By Leonard Bucklin
There are right ways and wrong ways that attorneys act with their own expert witness. Making changes in the expert’s report is not the most important “don’t do”, but still a significant item. It’s not the most important, because it is not done too often in the many times expert reports hit the desk of the hiring attorney. But when done, it crates a rough spot in the road to verdict that may upset the apple cart.
No matter how insignificant the change an attorney makes in a report submitted by an expert to an attorney, and no matter how much the expert tells the attorney to make the “mere typographical correction” the expert wants to make — an attorney should not do it.

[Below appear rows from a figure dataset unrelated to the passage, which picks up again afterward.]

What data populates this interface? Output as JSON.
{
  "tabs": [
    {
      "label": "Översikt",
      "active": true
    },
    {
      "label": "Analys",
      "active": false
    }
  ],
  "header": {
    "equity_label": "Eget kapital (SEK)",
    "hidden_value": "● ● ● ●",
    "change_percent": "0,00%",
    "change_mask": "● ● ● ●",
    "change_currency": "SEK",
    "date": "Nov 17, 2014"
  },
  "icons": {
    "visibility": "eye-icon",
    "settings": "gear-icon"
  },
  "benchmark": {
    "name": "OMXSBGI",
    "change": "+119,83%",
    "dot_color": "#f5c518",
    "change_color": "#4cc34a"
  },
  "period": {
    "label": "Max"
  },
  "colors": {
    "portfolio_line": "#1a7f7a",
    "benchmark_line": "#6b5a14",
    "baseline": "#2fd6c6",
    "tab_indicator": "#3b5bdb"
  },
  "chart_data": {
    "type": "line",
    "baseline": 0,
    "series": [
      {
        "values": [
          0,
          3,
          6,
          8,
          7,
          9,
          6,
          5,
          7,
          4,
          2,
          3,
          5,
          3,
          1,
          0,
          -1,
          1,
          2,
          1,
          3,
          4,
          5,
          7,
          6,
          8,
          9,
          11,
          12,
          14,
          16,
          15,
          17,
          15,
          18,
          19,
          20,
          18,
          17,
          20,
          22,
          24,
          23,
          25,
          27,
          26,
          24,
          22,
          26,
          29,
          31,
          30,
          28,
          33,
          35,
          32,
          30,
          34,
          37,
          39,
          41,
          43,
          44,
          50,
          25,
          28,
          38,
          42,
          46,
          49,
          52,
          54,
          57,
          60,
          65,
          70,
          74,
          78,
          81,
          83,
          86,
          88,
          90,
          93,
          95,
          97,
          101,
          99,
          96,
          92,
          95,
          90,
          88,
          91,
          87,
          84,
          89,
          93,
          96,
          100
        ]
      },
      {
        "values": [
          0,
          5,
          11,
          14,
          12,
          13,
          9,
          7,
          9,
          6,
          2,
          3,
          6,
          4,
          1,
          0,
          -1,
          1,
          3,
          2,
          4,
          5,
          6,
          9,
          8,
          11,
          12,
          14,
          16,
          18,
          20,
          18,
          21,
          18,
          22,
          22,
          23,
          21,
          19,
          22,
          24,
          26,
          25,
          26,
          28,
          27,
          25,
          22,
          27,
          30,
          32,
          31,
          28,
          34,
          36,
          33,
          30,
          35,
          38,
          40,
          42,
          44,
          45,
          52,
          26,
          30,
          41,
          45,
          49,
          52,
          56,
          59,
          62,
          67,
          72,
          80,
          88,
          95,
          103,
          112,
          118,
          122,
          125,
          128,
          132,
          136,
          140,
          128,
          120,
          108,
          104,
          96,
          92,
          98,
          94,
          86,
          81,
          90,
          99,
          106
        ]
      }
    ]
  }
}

There is nothing more likely to raise ugly suspicions about the independence of the expert than having the attorney make changes. The expert should always make the change and resubmit it to the attorney.
In 2006, there was an excellent example of what the attorney should not do, and instruction on the typical reaction of a finder of fact. In Re Enron Corp. Secs., Derivative, & ERISA Litigation, MDL No. 1446, Case 4:01-cv-03624 (U.S. District Court, S.D. Texas, Houston Division, Document No. 5028, Sept. 14, 2006) involved a defense motion to exclude the testimony of an expert witness designated by plaintiffs, after it was discovered during the expert’s deposition that the expert report had been amended. Specifically, the report’s table of contents had been substantially altered and minor revisions regarding punctuation, and formatting changes had been made to the body of the report, by eager attorneys who wanted to make the report more readable and user-friendly.
After conducting an extensive line-by-line comparison of the two reports, the Court concluded that no material changes had been made to the body of the report. The Court denied the motion to exclude the testimony of Plaintiffs’ expert. The Court, however, was distressed that its time had been taken to make the comparison. Instead of attacking the defense for wasting the court’s time, the court voiced its concern that any change made by legal counsel of a party to an expert report – even changes to the table of contents – gives rise to suspicion that the attorney may have impermissibly participated in writing the report. As a punishment to plaintiffs’ counsel for making changes to the expert’s report, the court awarded attorneys’ fees to the defense for bringing the motion.